The Mapsource CD is the original Garmin blue chart and is the precursor to G2. It will not have any more information than what is already installed on your unit.

Inland lakes chip will not have any more detail for Florida that will help you. It does give you data on lake Okeechobee and the St. Johns River area and some other lake by Tallahassee. Do not buy it!! You will regret it. 

Garmin will most likely not have a dedicated map for the everglades but you might find a actual state or national park map TOPO. These are becoming more readily available by Garmin.

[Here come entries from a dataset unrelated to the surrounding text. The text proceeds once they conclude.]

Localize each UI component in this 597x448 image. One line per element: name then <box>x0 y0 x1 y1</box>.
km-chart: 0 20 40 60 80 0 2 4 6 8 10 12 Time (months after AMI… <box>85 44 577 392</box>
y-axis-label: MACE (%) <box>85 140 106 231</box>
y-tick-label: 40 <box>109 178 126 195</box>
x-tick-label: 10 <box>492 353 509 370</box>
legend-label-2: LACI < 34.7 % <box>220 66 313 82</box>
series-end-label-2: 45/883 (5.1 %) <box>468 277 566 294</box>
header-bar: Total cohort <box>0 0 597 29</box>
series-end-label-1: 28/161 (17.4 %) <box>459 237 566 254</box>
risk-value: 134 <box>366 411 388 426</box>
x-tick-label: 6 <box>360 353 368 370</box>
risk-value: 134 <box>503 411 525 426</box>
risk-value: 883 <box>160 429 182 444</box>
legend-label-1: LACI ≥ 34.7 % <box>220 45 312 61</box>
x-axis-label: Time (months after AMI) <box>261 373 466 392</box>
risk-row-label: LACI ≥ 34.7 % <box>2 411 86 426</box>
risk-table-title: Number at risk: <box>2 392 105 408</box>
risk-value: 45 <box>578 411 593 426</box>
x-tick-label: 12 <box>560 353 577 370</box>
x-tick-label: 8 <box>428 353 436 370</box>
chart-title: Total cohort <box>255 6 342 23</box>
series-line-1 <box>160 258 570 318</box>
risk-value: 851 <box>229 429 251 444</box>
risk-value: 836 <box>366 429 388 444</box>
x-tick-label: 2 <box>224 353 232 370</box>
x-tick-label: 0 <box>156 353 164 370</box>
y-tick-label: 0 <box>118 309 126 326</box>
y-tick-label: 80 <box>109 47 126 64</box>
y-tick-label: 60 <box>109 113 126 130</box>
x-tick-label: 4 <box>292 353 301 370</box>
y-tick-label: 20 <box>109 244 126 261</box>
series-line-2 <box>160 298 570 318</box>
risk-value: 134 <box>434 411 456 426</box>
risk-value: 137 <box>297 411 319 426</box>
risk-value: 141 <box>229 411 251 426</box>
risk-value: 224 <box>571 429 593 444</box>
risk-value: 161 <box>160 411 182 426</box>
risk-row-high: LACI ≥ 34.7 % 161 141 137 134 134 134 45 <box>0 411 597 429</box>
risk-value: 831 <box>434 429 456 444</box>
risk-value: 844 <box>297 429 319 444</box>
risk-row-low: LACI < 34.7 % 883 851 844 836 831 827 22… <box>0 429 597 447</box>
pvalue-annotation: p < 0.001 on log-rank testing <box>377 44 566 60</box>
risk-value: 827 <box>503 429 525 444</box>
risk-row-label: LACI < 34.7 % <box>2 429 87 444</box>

Possible solution = Garmin product  US TOPO 24K National Parks, East
Available Formats:
CD-ROM ($ 116.65 USD)

This could be the answer.

Next i would get the lat/ long of the area of interest and call Garmin and explain you problem, they are awesome to work with.


----------



## jeross (Jun 6, 2009)

I have been considering the Inland Lakes chip for my 76Cx and the Garmin site lists dozens of lakes in Florida as being covered. Is this a chip you have first-hand experience with? I'm just wondering if they are mis-representing the product.


----------



## Ckirk57 (Sep 27, 2009)

I work for West Marine and I have an outstanding relationship with Garmin. These chips I believe are mis-represented by them. I live in Citrus County and purchased the inland lakes in hope that it would have some local places like the Withlacootche, Swanee, Floral City area and so on. There was no detail once the chip was installed. So I contacted them and gave them so reference lat/ longs and they replied that the chip has little detail in Florida and mostly covers the large lakes and USCG marked waterways. So I then asked what can i do? They said at this time I can do nothing. I then said that their competitor Lowrance comes pre installed with Navionics maps and has some detail of the areas mentioned earlier and they admitted they need to do something and in fact they used to purchase their maps from Navionics and since they no longer do they do not have license for the cartography of those areas. And to get them added will take some time. 

So lets start a Geomatics business - and make some maps, apparently their is a market.


----------



## jeross (Jun 6, 2009)

Great to know. Thanks for the details. I'll hang onto my money!


----------



## islander1225 (Jun 15, 2008)

Do you work at the crystal river store? str 146? I worked for the company for 7 years up in jax. Good company discount that is for sure.



Alex


----------